Ci eravamo lasciati un anno fa con l’augurio che Hikari portasse quanto più presto in Italia altre opere del mangaka ero-guro Shintaro Kago. Desiderio esaudito: l’etichetta asiatica di 001 Edizioni ha da poco consegnato alle stampe un nuovo volume di Kago. Non uno qualsiasi, peraltro, perché in questo caso permette di osservarne il lavoro sulla lunga distanza, e non sui soli racconti brevi con cui è stato per lo più pubblicato finora.

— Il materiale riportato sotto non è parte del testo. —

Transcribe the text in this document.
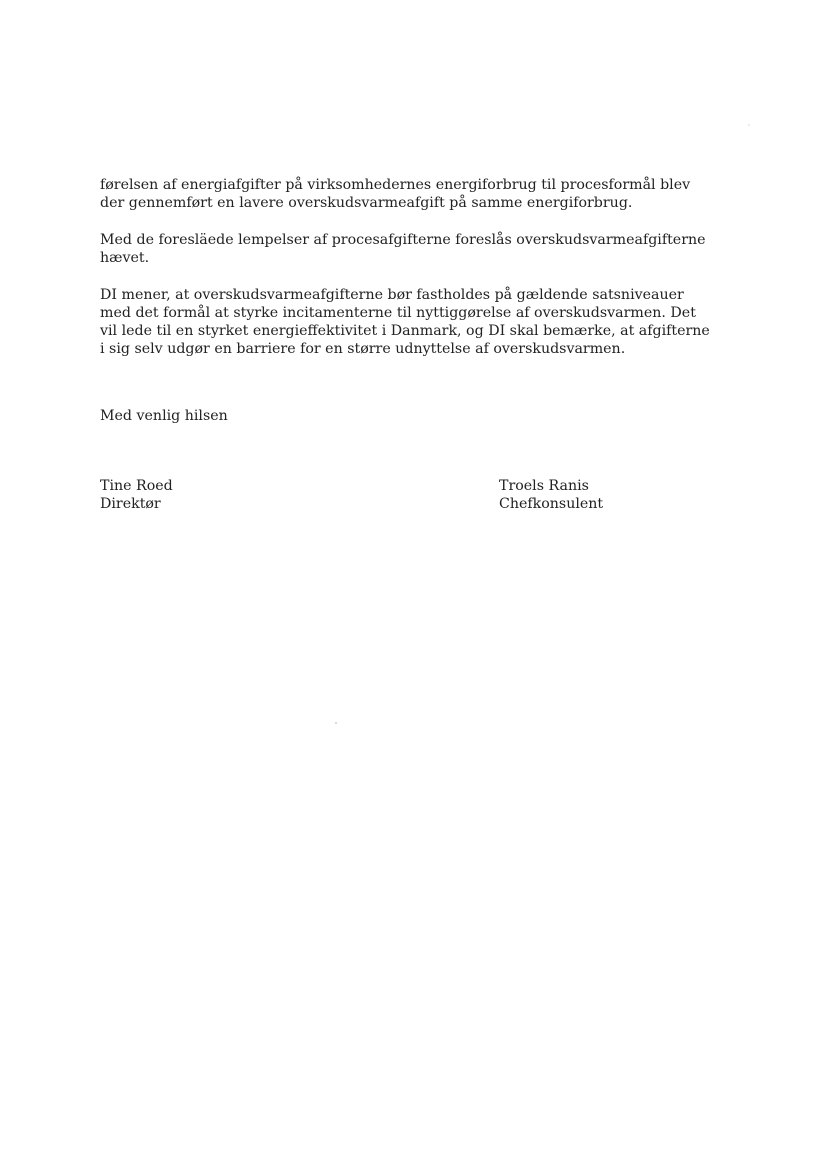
førelsen af energiafgifter på virksomhedernes energiforbrug til procesformål blev
der gennemført en lavere overskudsvarmeafgift på samme energiforbrug.

Med de foresläede lempelser af procesafgifterne foreslås overskudsvarmeafgifterne
hævet.

DI mener, at overskudsvarmeafgifterne bør fastholdes på gældende satsniveauer
med det formål at styrke incitamenterne til nyttiggørelse af overskudsvarmen. Det
vil lede til en styrket energieffektivitet i Danmark, og DI skal bemærke, at afgifterne
i sig selv udgør en barriere for en større udnyttelse af overskudsvarmen.

Med venlig hilsen

Tine Roed
Direktør
Troels Ranis
Chefkonsulent
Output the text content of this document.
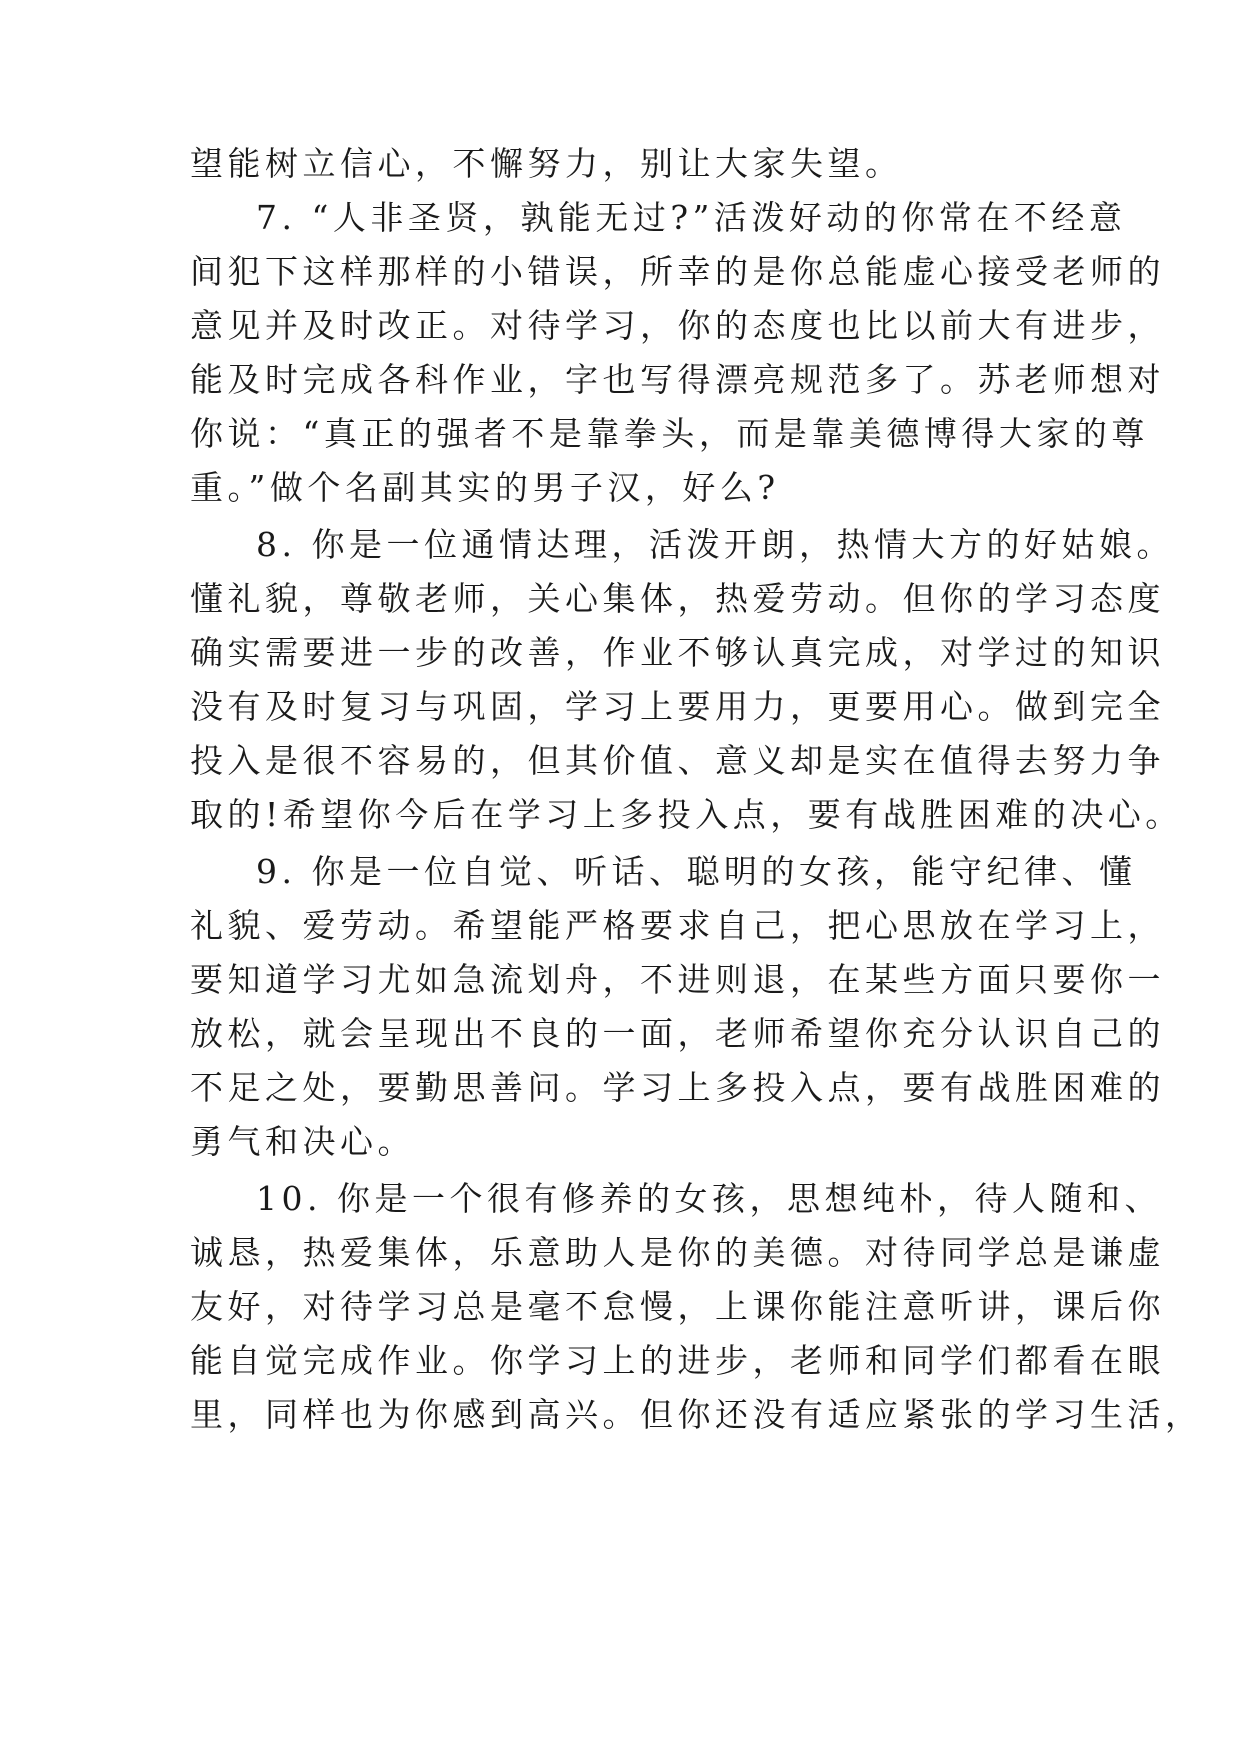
望能树立信心，不懈努力，别让大家失望。
7. “人非圣贤，孰能无过?”活泼好动的你常在不经意
间犯下这样那样的小错误，所幸的是你总能虚心接受老师的
意见并及时改正。对待学习，你的态度也比以前大有进步，
能及时完成各科作业，字也写得漂亮规范多了。苏老师想对
你说：“真正的强者不是靠拳头，而是靠美德博得大家的尊
重。”做个名副其实的男子汉，好么?
8. 你是一位通情达理，活泼开朗，热情大方的好姑娘。
懂礼貌，尊敬老师，关心集体，热爱劳动。但你的学习态度
确实需要进一步的改善，作业不够认真完成，对学过的知识
没有及时复习与巩固，学习上要用力，更要用心。做到完全
投入是很不容易的，但其价值、意义却是实在值得去努力争
取的!希望你今后在学习上多投入点，要有战胜困难的决心。
9. 你是一位自觉、听话、聪明的女孩，能守纪律、懂
礼貌、爱劳动。希望能严格要求自己，把心思放在学习上，
要知道学习尤如急流划舟，不进则退，在某些方面只要你一
放松，就会呈现出不良的一面，老师希望你充分认识自己的
不足之处，要勤思善问。学习上多投入点，要有战胜困难的
勇气和决心。
10. 你是一个很有修养的女孩，思想纯朴，待人随和、
诚恳，热爱集体，乐意助人是你的美德。对待同学总是谦虚
友好，对待学习总是毫不怠慢，上课你能注意听讲，课后你
能自觉完成作业。你学习上的进步，老师和同学们都看在眼
里，同样也为你感到高兴。但你还没有适应紧张的学习生活，
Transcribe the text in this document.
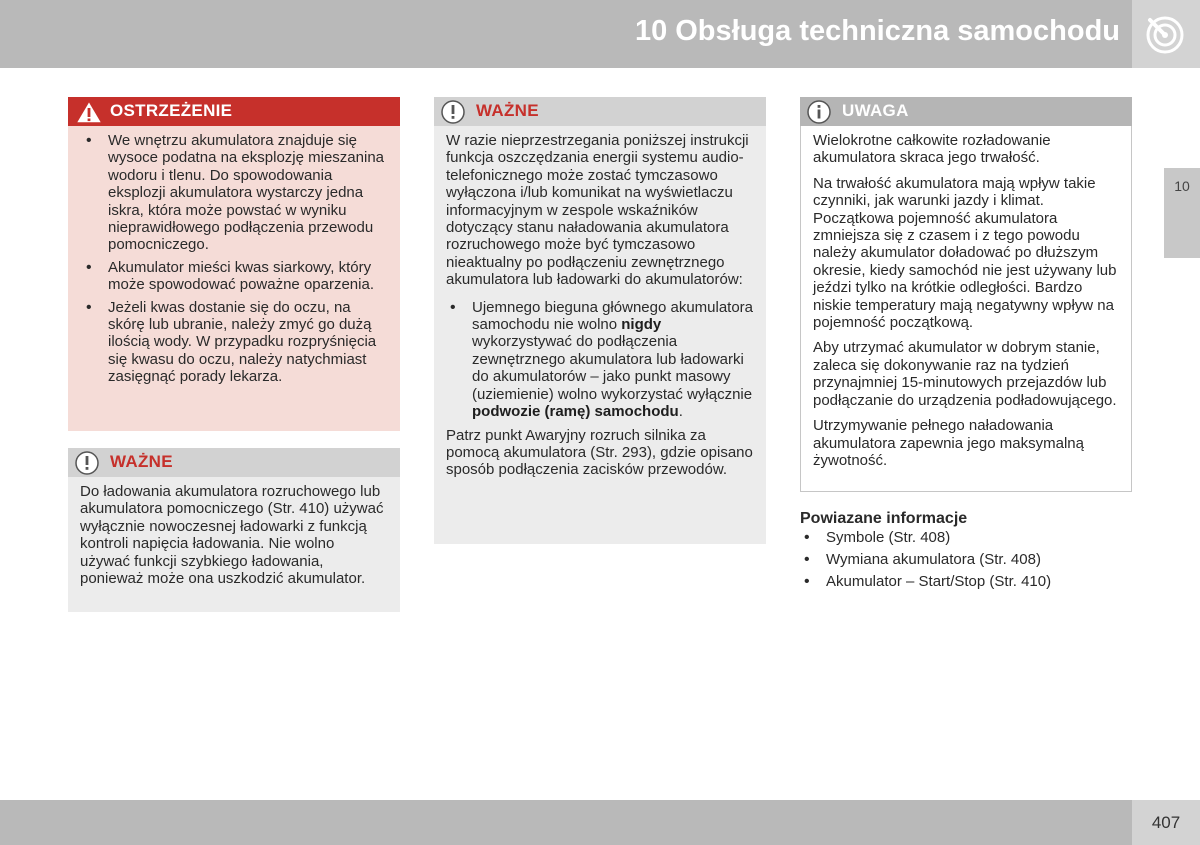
10 Obsługa techniczna samochodu
10
OSTRZEŻENIE
• We wnętrzu akumulatora znajduje się wysoce podatna na eksplozję mieszanina wodoru i tlenu. Do spowodowania eksplozji akumulatora wystarczy jedna iskra, która może powstać w wyniku nieprawidłowego podłączenia przewodu pomocniczego.
• Akumulator mieści kwas siarkowy, który może spowodować poważne oparzenia.
• Jeżeli kwas dostanie się do oczu, na skórę lub ubranie, należy zmyć go dużą ilością wody. W przypadku rozpryśnięcia się kwasu do oczu, należy natychmiast zasięgnąć porady lekarza.
WAŻNE

Do ładowania akumulatora rozruchowego lub akumulatora pomocniczego (Str. 410) używać wyłącznie nowoczesnej ładowarki z funkcją kontroli napięcia ładowania. Nie wolno używać funkcji szybkiego ładowania, ponieważ może ona uszkodzić akumulator.

WAŻNE

W razie nieprzestrzegania poniższej instrukcji funkcja oszczędzania energii systemu audio-telefonicznego może zostać tymczasowo wyłączona i/lub komunikat na wyświetlaczu informacyjnym w zespole wskaźników dotyczący stanu naładowania akumulatora rozruchowego może być tymczasowo nieaktualny po podłączeniu zewnętrznego akumulatora lub ładowarki do akumulatorów:

• Ujemnego bieguna głównego akumulatora samochodu nie wolno nigdy wykorzystywać do podłączenia zewnętrznego akumulatora lub ładowarki do akumulatorów – jako punkt masowy (uziemienie) wolno wykorzystać wyłącznie podwozie (ramę) samochodu.

Patrz punkt Awaryjny rozruch silnika za pomocą akumulatora (Str. 293), gdzie opisano sposób podłączenia zacisków przewodów.

UWAGA

Wielokrotne całkowite rozładowanie akumulatora skraca jego trwałość.

Na trwałość akumulatora mają wpływ takie czynniki, jak warunki jazdy i klimat. Początkowa pojemność akumulatora zmniejsza się z czasem i z tego powodu należy akumulator doładować po dłuższym okresie, kiedy samochód nie jest używany lub jeździ tylko na krótkie odległości. Bardzo niskie temperatury mają negatywny wpływ na pojemność początkową.

Aby utrzymać akumulator w dobrym stanie, zaleca się dokonywanie raz na tydzień przynajmniej 15-minutowych przejazdów lub podłączanie do urządzenia podładowującego.

Utrzymywanie pełnego naładowania akumulatora zapewnia jego maksymalną żywotność.

Powiazane informacje
• Symbole (Str. 408)
• Wymiana akumulatora (Str. 408)
• Akumulator – Start/Stop (Str. 410)
407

Il titolo in questione è Fraction, già pubblicato oltralpe, in cui l’autore, lontano dai vincoli e dalle insidie della serializzazione, cerca di mettere un punto fermo nel suo complesso universo. Chi conosce Kago ed ha apprezzato Uno sconto accidentale sulla strada per andare a scuola può portare ad un bacio? sa che il mangaka abitualmente privilegia il racconto breve. Con Fraction, però, Kago sfida questo limite personale e cerca di fondere i due fronti della ricerca intrapresa: da un lato, i rimasticamenti delle tematiche erotiche e grottesche, dall’altro la sperimentazione sui fondamenti del fumetto come medium narrativo.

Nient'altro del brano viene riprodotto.